“Afghanistan is more than just the Taliban and the forces loyal to Hamid Karzai’s government. The country also has a ‘third force’ that needs to be given concrete support: I’m referring to the associations and non-governmental organisations (NGO)s of Afghan civil society. That’s why our firm support for the Karzai government must be increasingly tied to two fundamental caveats: the battle against corruption and respect for human rights, especially those of women”. These are the words of the second-in-command at the Italian Foreign Ministry, Staffan de Mistura, formerly the United Nations Secretary General’s Special Representative in Afghanistan.
The Taliban have launched their “spring campaign” in dramatic style. How do you interpret the recent attacks on Kabul and other parts of the country? And how should the international community be equipping itself?
“The first point is: the decision by the Afghan government and the international community engaged in the country to transfer responsibility for security from the latter to the Afghan authorities is both vital and increasingly clear. Point two: at this juncture, the international community must show that the Afghans will not be abandoned for a third time. On the contrary: they will be supported, both in financial terms and with support for civil society. But on two conditions, two caveats that are set in stone”.
What are they?
“The first is that the Afghans, starting with the government and the representative institutions, must show through their actions, and concrete measures, that they intend to fight corruption at all levels, wherever it lurks. The second is no less important and challenging than the first. They must show, once again through their actions and with concrete measures, that they intend to defend human rights and, most especially, women’s rights”.
I’d like to go back to “day one” of the spring offensive, especially the attacks unleashed by the Taliban in the heart of the capital city, Kabul.
“The attacks in Kabul can be read in many ways and assume different meanings depending on the observer’s standpoint. Let’s take things in order. Those attacks are an example of an attempt, which we’ll be seeing repeatedly from both the Taliban and the NATO forces, to mark out their positions just when the negotiations are starting. It’s called hot negotiation and it’s a constant, not just in the Afghan setting, in those crucial stages when parties are getting down to serious negotiations. Another point is that the attacks are open to a double interpretation, each of which contains a grain of truth”.
What is this double interpretation?
“Seen from the Taliban’s perspective, the attacks serve to show the Afghan population, and the international community, that they can strike where they want, they have control over the territory.
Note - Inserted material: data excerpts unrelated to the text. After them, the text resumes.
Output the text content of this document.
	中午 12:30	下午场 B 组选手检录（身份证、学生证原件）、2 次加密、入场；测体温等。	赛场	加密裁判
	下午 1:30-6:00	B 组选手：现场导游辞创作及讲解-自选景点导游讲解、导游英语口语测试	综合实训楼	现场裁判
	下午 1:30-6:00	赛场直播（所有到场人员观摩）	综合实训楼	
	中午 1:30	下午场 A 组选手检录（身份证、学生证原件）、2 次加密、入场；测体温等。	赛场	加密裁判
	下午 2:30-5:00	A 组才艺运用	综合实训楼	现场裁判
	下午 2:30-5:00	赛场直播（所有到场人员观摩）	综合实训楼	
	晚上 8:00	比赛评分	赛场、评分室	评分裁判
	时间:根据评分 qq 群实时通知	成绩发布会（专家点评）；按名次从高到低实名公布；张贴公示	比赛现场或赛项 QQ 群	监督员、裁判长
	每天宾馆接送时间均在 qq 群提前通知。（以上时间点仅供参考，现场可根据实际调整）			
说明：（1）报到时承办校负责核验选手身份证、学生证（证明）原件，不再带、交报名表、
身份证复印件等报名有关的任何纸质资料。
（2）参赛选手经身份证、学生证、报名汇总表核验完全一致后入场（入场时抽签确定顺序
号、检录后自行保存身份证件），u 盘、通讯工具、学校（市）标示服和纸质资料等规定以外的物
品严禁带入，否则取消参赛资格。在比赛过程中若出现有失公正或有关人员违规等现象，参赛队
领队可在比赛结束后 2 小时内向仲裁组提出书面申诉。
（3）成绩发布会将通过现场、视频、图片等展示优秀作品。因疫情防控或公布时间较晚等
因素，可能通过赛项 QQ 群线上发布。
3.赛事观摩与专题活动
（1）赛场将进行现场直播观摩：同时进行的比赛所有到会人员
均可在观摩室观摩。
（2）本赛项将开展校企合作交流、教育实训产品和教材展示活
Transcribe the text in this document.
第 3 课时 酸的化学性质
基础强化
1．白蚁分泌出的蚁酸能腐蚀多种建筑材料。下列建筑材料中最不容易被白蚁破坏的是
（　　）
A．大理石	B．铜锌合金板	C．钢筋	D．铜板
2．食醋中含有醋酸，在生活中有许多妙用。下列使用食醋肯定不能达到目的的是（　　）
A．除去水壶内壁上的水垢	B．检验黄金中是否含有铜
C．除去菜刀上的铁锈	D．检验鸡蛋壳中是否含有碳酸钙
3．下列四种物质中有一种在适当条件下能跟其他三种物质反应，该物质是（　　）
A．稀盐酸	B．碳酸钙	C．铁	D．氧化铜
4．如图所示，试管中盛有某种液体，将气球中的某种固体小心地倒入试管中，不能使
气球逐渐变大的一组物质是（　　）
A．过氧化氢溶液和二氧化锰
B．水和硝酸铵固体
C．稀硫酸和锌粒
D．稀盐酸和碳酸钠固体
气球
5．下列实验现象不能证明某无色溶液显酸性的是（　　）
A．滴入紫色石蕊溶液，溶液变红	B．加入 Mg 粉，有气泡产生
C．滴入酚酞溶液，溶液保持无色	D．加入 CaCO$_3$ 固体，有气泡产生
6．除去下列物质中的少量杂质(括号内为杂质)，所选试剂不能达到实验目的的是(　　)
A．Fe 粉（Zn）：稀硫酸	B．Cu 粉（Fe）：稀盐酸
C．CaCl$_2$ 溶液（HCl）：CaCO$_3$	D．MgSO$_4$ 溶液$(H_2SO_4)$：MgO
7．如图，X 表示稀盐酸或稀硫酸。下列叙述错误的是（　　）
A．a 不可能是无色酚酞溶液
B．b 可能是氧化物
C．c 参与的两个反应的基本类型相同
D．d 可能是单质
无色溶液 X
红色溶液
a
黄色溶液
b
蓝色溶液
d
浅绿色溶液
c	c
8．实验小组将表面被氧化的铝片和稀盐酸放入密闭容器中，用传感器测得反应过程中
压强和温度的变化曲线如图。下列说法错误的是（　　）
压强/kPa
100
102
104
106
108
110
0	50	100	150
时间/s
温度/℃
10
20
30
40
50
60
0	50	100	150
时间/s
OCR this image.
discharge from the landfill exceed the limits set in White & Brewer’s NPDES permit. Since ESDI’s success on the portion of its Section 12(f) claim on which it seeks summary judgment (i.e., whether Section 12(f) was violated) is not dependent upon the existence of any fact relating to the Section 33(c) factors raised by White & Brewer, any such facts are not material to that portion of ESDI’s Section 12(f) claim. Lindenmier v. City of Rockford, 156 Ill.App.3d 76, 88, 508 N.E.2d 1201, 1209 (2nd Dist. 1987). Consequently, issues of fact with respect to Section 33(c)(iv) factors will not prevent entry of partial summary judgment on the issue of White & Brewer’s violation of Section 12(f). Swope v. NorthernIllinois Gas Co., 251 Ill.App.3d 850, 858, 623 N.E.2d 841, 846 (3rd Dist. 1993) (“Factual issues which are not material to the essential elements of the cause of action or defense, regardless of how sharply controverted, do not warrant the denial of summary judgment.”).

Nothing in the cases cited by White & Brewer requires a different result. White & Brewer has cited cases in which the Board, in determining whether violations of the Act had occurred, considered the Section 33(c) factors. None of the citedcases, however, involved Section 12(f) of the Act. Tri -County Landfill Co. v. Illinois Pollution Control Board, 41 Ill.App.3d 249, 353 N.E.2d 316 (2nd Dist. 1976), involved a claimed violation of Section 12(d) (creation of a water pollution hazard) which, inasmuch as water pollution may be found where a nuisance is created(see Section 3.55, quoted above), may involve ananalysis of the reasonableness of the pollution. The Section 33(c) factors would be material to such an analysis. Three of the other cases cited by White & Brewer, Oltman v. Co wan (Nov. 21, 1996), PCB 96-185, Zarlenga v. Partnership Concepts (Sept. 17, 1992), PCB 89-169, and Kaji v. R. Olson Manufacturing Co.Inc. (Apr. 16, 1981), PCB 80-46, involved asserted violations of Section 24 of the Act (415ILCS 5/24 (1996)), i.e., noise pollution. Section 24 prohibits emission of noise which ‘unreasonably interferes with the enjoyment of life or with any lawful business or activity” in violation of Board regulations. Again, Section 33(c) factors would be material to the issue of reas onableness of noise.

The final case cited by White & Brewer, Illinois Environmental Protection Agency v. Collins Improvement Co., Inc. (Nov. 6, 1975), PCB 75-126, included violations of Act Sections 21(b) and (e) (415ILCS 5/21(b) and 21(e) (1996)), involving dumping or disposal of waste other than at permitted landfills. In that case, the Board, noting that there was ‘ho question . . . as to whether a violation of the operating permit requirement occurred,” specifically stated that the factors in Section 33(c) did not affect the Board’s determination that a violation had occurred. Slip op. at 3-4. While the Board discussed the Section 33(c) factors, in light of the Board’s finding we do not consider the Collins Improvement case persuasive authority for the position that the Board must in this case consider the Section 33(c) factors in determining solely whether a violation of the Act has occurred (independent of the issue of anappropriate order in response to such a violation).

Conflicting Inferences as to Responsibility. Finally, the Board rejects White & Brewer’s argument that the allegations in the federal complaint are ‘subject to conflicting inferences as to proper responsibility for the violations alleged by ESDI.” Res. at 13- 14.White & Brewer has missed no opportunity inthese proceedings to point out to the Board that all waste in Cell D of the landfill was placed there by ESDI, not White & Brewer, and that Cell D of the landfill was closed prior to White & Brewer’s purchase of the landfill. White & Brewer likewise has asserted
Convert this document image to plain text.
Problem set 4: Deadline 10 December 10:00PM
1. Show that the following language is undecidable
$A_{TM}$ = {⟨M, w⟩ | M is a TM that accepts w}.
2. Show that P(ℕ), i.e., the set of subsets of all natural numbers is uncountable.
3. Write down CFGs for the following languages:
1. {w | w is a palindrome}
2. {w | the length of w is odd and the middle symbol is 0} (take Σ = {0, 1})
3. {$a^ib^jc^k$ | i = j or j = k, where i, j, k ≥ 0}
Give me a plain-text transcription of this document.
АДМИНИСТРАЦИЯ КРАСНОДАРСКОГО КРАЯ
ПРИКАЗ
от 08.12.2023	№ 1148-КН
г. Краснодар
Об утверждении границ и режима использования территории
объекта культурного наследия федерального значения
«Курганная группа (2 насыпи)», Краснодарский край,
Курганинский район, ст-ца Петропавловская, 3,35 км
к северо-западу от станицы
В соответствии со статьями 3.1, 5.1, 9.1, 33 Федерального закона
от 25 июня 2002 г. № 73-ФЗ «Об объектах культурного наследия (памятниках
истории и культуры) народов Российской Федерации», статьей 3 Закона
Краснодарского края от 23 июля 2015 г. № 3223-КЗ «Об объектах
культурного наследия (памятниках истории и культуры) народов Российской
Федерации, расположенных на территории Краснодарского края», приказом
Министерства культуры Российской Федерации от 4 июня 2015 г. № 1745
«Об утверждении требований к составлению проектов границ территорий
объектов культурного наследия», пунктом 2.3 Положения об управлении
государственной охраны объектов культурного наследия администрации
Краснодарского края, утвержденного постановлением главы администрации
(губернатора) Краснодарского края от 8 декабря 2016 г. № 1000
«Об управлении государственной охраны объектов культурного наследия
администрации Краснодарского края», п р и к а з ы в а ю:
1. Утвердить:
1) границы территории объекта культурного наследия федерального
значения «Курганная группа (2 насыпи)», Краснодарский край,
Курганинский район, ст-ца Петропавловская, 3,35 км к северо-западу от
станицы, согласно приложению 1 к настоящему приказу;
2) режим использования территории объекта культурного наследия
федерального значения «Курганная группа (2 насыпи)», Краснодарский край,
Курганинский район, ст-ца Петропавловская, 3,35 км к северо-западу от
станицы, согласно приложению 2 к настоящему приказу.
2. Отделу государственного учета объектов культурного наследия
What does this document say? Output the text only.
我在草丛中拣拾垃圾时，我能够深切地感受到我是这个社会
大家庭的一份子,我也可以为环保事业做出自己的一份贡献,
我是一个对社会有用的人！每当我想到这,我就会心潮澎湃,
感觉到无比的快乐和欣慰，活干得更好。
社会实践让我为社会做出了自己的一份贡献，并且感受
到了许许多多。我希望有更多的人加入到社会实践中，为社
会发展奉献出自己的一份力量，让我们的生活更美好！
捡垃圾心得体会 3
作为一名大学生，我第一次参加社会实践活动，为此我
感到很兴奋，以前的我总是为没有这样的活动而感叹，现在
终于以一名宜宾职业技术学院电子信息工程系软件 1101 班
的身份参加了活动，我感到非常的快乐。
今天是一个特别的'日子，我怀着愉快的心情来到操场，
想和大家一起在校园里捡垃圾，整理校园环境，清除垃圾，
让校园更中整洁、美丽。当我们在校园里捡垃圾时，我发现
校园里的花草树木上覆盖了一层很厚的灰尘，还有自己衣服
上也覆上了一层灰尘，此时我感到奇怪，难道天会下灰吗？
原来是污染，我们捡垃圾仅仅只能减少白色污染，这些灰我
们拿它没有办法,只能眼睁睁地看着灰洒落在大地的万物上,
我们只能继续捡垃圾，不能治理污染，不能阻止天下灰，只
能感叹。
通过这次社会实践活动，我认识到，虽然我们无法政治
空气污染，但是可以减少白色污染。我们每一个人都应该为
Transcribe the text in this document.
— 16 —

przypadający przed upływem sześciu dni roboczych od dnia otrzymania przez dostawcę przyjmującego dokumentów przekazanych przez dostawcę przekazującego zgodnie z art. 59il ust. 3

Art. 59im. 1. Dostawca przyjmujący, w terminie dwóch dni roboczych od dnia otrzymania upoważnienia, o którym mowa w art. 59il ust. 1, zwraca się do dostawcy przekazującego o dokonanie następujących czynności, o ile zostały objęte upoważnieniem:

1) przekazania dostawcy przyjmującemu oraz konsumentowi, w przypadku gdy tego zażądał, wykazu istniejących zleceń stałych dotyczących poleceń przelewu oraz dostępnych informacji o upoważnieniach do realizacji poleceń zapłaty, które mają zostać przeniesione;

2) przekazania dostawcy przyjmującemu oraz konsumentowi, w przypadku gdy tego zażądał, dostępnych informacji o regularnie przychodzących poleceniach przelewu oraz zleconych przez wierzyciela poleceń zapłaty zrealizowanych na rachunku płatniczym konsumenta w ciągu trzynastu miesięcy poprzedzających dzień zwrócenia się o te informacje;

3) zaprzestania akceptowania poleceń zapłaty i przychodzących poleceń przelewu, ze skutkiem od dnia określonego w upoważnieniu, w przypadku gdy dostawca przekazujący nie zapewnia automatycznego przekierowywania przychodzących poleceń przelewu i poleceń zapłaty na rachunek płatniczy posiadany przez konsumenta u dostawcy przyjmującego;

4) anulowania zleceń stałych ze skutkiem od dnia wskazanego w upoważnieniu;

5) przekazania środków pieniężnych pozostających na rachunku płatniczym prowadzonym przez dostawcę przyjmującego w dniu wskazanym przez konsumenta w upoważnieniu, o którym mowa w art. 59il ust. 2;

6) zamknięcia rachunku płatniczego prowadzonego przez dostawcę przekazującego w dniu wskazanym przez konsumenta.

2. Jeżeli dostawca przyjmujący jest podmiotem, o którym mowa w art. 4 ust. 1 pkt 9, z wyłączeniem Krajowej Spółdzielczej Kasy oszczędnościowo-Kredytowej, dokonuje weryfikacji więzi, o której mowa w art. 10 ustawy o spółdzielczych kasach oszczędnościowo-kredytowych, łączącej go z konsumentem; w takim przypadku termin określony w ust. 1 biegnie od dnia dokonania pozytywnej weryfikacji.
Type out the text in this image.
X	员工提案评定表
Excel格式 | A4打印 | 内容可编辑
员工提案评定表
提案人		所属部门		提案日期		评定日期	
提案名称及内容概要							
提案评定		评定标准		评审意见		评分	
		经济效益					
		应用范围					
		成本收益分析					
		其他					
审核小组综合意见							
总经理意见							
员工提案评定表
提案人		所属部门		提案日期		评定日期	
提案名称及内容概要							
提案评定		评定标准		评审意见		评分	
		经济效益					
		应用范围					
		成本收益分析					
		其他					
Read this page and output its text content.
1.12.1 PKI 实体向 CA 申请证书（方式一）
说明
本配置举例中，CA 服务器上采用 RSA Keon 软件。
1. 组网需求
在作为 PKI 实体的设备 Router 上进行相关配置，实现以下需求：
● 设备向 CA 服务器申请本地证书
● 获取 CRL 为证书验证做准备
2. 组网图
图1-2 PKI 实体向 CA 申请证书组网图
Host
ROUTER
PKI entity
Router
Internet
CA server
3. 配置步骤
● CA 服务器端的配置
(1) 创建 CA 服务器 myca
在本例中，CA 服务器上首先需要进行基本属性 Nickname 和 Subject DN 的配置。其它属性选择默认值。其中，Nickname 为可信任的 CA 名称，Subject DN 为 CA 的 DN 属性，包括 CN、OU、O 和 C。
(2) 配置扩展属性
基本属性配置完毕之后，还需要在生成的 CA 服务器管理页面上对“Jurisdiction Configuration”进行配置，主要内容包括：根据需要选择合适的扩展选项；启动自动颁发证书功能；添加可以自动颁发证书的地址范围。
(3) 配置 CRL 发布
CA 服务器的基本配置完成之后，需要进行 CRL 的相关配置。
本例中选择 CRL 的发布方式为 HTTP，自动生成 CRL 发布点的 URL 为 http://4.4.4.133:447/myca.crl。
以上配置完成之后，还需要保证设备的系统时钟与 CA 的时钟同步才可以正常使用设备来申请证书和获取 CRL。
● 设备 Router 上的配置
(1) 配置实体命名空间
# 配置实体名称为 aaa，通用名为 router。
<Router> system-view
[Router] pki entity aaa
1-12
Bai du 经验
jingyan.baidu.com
As seen by the international community engaged on the ground, however, and by the Afghan authorities, they demonstrate that in spite of the Taliban’s worst efforts the attacks can be managed, controlled and contained by the Afghan security forces. With difficulty, but effectively. This double reading of events will be seen again in other situations in the future”.
In view of this fresh outbreak of military operations, the Taliban attacks and the tragic tally of blood paid in Afghanistan, here in Italy – and elsewhere – the debate on “staying, in spite of everything” and “getting out of the Afghan quagmire” is once again current. Are those the options we should be considering?
“Definitely not, is my answer. There’s a third way, and it’s called the Lisbon agreement. That agreement – and this will be made even clearer at the forthcoming NATO summit in Chicago – sets out precise dates and a clear timescale. The only variation possible, without changing the schedule for the military withdrawal, is to gradually reduce the military presence and step up our contribution to development aid for Afghanistan. Bearing in mind, however, the two binding caveats: respect for human rights, especially women’s rights, and rooting out corruption”.
In recent years, especially at the most dramatic junctures, people talk of Afghanistan as though the country only had two “parties”: the Taliban, or insurgents, and the forces loyal to the government. Is that really the case, or is there actually a third force?
“The third force does exist, it’s alive, and in many respects is the true investment in Afghanistan’s future. That third force is civil society, with its associations, its NGOs. A third force that really exists, which is why we need to insist on the two caveats I mentioned earlier.
It is because this organised civil society exists, and is seeking support and recognition, that we must increasingly tie the efforts of the international community, and Italy within that community, to the conditions that will define an Afghanistan that is democratic and plural, which respects human rights and which undertakes to fight corruption. That’s the direction we must follow, not least to provide an answer to the fundamental question we must all ask ourselves, a question which, with its answer, encompass the full meaning of 12 years of commitment and effort in Afghanistan”.
What is the question and what is the answer?
“We entered Afghanistan together, after 9/11, because, as we said so often in those tragic days, ‘we’re all New Yorkers’. Now Osama bin Laden has gone, and Al Qaeda almost has a greater presence elsewhere (Yemen, Somalia) than in Afghanistan. So the true benchmark will be whether – whenever and in what manner we leave – human rights in Afghanistan, and Afghan women, enjoy greater protection than when we arrived. That’s the acid test, the great change to which our future contributions must be tied”.